Come raccontare una storia al tempo del marketing
Storie e bisogni
La pubblicità oggi usa molto la narrazione (lo storytelling, come si è finito per dire) e per questo occorre capire che per raccontare una storia occorre individuare quale bisogno di ascolto si va a soddisfare.
È una legge non solo del marketing, ma al tempo del marketing la legge andrebbe rispettata in modo inflessibile. Narrare dunque soddisfa un bisogno di chi ascolta e i bisogni di narrazione sono diversi.
Proviamo a farne un elenco, breve e probabilmente incompleto, ma che ci aiuta nel ragionamento.
- Ci sono storie che rassicurano, dicendoci cose che già sappiamo.
- Ci sono storie che inquietano, aprendoci prospettive che non conoscevamo.
- Ci sono storie che, semplicemente, ci fanno compagnia, immergendoci in una situazione piacevole.
La pubblicità usa tutte e tre queste modalità con obiettivi diversi.
Il primo caso è studiato in letteratura perché è tipico di tutte le storie che servono a confermarci che tutto quello che accade non può cambiare il nostro mondo: per quanti avvenimenti – comici, tragici, drammatici – accadono torneremo alla nostra casa così come l’abbiamo lasciata.
Le favole per bambini hanno questa struttura e infatti i bambini le vogliono sentire e risentire sempre uguali, perché in questo modo hanno l’idea che il mondo – il loro mondo – resterà sempre lo stesso. Ed è il caso di tutta la narrativa veicolata dai mass media: alla fine il buono (e il bene) trionfano, per quante vicissitudini possono accadere.
Nella pubblicità questa modalità è assai usata dai leader, da chi vuole confermare al proprio pubblico che il mondo non cambia e che il prodotto comprato ieri offrirà le stesse soddisfazioni del prodotto comprato domani. Pensiamo alla coca cola e alle sue storie di continuità, in cui la narrazione è volutamente vintage, per costruire un rapporto tra il prodotto consumato in un’epoca felice e il prodotto di oggi.
Il secondo modo di narrare è molto più difficile e rischioso, ma è necessario alle aziende e alle organizzazioni che vogliono far cambiare idea al cliente. È poco usato, perché è tipico della letteratura e della narrazione alta, e la pubblicità, ovviamente, ama i mass media, la rassicurazione, non l’inquietudine. Eppure è una modalità su cui forse occorrerebbe rischiare di più. Questa modalità viene usata ad esempio nei casi di de-marketing, cioè nei casi in cui occorre far cambiare comportamento al consumatore, ad esempio per il consumo di droga e alcool. I risultati però sono spesso mediocri, ma su questo torneremo in seguito.
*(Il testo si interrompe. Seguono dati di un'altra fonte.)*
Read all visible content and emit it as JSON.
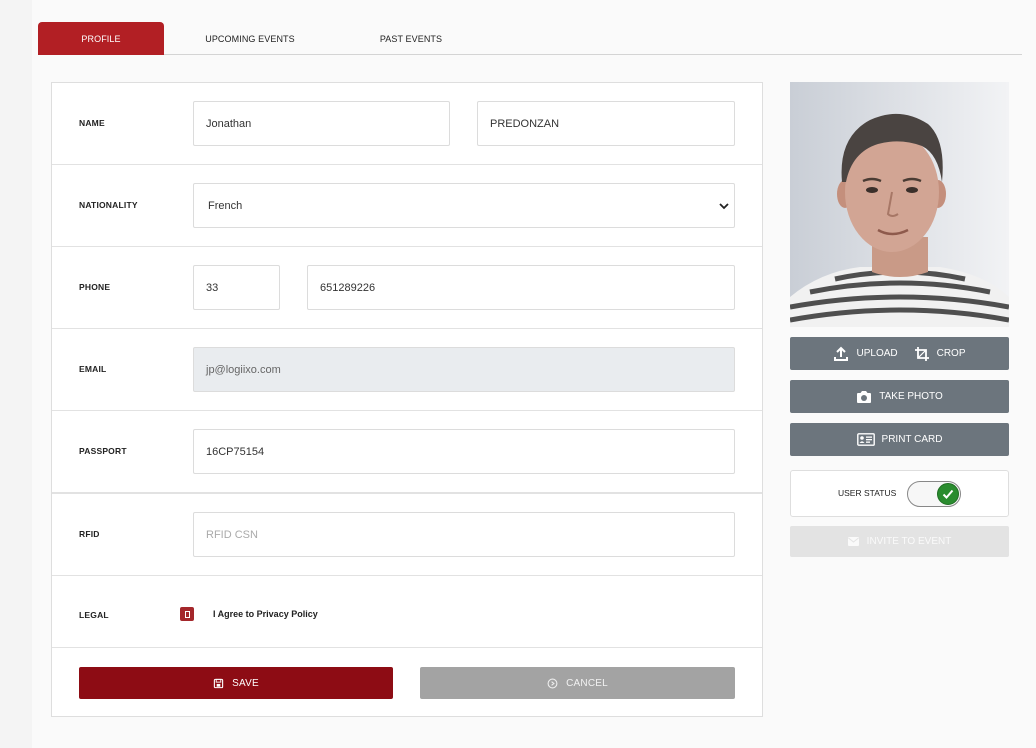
{
  "tabs": [
    {
      "label": "PROFILE",
      "active": true
    },
    {
      "label": "UPCOMING EVENTS",
      "active": false
    },
    {
      "label": "PAST EVENTS",
      "active": false
    }
  ],
  "form": {
    "name": {
      "label": "NAME",
      "first": "Jonathan",
      "last": "PREDONZAN"
    },
    "nationality": {
      "label": "NATIONALITY",
      "value": "French"
    },
    "phone": {
      "label": "PHONE",
      "country_code": "33",
      "number": "651289226"
    },
    "email": {
      "label": "EMAIL",
      "value": "jp@logiixo.com"
    },
    "passport": {
      "label": "PASSPORT",
      "value": "16CP75154"
    },
    "rfid": {
      "label": "RFID",
      "placeholder": "RFID CSN"
    },
    "legal": {
      "label": "LEGAL",
      "checkbox_label": "I Agree to Privacy Policy",
      "checked": true
    }
  },
  "actions": {
    "save": "SAVE",
    "cancel": "CANCEL"
  },
  "sidebar": {
    "upload": "UPLOAD",
    "crop": "CROP",
    "take_photo": "TAKE PHOTO",
    "print_card": "PRINT CARD",
    "user_status_label": "USER STATUS",
    "user_status_on": true,
    "invite": "INVITE TO EVENT"
  },
  "colors": {
    "brand": "#b21f24",
    "save": "#8d0c14",
    "secondary": "#6c757d",
    "status_on": "#2a8c2f"
  },
  "icons": [
    "chevron-down-icon",
    "upload-icon",
    "crop-icon",
    "camera-icon",
    "id-card-icon",
    "check-icon",
    "envelope-icon",
    "save-icon",
    "cancel-icon"
  ]
}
Storie, intrattenimento e immagine aziendale
L’ultima categoria è quella più usata, fin dai tempi del nostro vecchio Carosello: ti racconto una storia per tenerti davanti allo schermo, per fermarti davanti alla tv senza farti cambiare canale, e poi ti spaccio, in qualche momento, una presentazione del prodotto. Il vecchio Carosello non si preoccupava di altro, anzi era obbligatorio fare due minuti di spettacolo senza parlare di prodotto. Oggi le cose sono diverse e la modalità funziona se c’è un rapporto tra la storia narrata e l’immagine dell’azienda.
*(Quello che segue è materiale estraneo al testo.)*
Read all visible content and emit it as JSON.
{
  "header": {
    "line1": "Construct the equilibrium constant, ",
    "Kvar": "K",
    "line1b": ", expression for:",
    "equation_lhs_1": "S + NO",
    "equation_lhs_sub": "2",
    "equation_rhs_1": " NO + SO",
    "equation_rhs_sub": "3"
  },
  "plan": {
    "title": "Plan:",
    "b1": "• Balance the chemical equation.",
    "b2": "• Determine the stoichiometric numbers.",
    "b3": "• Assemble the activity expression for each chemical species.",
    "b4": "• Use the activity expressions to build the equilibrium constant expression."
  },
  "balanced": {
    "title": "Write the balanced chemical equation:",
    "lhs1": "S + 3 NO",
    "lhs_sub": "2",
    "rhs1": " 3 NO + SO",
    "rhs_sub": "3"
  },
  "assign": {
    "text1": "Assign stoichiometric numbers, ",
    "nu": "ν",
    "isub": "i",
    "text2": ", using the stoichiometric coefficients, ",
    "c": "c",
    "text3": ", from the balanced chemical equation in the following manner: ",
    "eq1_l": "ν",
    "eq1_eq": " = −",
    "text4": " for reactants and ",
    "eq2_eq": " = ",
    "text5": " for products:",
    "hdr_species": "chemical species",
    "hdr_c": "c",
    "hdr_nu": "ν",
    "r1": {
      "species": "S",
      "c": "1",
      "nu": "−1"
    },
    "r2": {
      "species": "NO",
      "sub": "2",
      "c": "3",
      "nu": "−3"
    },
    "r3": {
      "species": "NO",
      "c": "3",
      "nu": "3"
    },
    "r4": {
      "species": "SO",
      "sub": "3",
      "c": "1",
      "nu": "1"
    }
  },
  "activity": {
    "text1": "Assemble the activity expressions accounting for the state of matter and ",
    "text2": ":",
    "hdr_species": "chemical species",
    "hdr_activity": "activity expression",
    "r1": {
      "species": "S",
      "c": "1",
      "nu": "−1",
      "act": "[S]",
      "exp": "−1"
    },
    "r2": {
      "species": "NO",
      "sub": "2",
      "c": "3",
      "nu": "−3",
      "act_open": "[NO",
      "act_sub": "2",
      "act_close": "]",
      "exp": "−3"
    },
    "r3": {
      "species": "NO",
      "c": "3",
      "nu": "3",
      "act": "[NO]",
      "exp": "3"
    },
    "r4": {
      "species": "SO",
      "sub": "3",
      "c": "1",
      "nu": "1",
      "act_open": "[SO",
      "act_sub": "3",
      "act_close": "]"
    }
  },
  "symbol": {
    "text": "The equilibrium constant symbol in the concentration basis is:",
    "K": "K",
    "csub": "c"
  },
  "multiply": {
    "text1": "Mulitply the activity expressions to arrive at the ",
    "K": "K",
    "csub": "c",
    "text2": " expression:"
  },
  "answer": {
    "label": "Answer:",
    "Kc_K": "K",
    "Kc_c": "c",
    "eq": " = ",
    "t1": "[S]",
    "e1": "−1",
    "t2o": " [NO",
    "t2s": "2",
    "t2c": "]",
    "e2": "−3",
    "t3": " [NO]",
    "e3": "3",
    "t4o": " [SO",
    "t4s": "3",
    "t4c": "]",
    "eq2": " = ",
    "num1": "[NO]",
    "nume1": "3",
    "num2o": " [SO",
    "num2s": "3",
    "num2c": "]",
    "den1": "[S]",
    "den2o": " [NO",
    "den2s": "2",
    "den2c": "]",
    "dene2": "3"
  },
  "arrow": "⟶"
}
Trivago, il sito web di prenotazione hotel, ha sempre usato lo storyteling per la sua pubblicità. Famoso quello con il modello con la barba che ha inquietato con la sua bellezza (mi dicono) generazioni di fanciulle e che è stato protagonista di una mini serie in cui in hotel seduceva (e non ci vuole molto) una bella ragazza.
Ora Trivago ci spiega che degli hotel sanno tutto con una serie di spot ironici in cui in alberghi in parti diverse del mondo accadono delle buffe storie. C’è quello con il bottino nascosto e il bambino che ha perso la memoria, e quello della stanza infestata dai fantasmi a Bangkok .
Due storie appunto giocate sull’ironia, che narrano, dal punto di vista pubblicitario, come davvero Trivago sappia tutto quello che accade negli alberghi. Dunque una storia che non ha come scopo quello di suscitare un comportamento nel consumatore (per farlo, come abbiamo spiegato altrove, serve un problema da risolvere all’inizio della storia), ma vuole semplicemente tenerlo fermo a ascoltare. Una storia che mostri come l’azienda conosce il suo mercato e che quindi rafforza la sua immagine. Per confortare il cliente o per fargli cambiare idee, serve altro.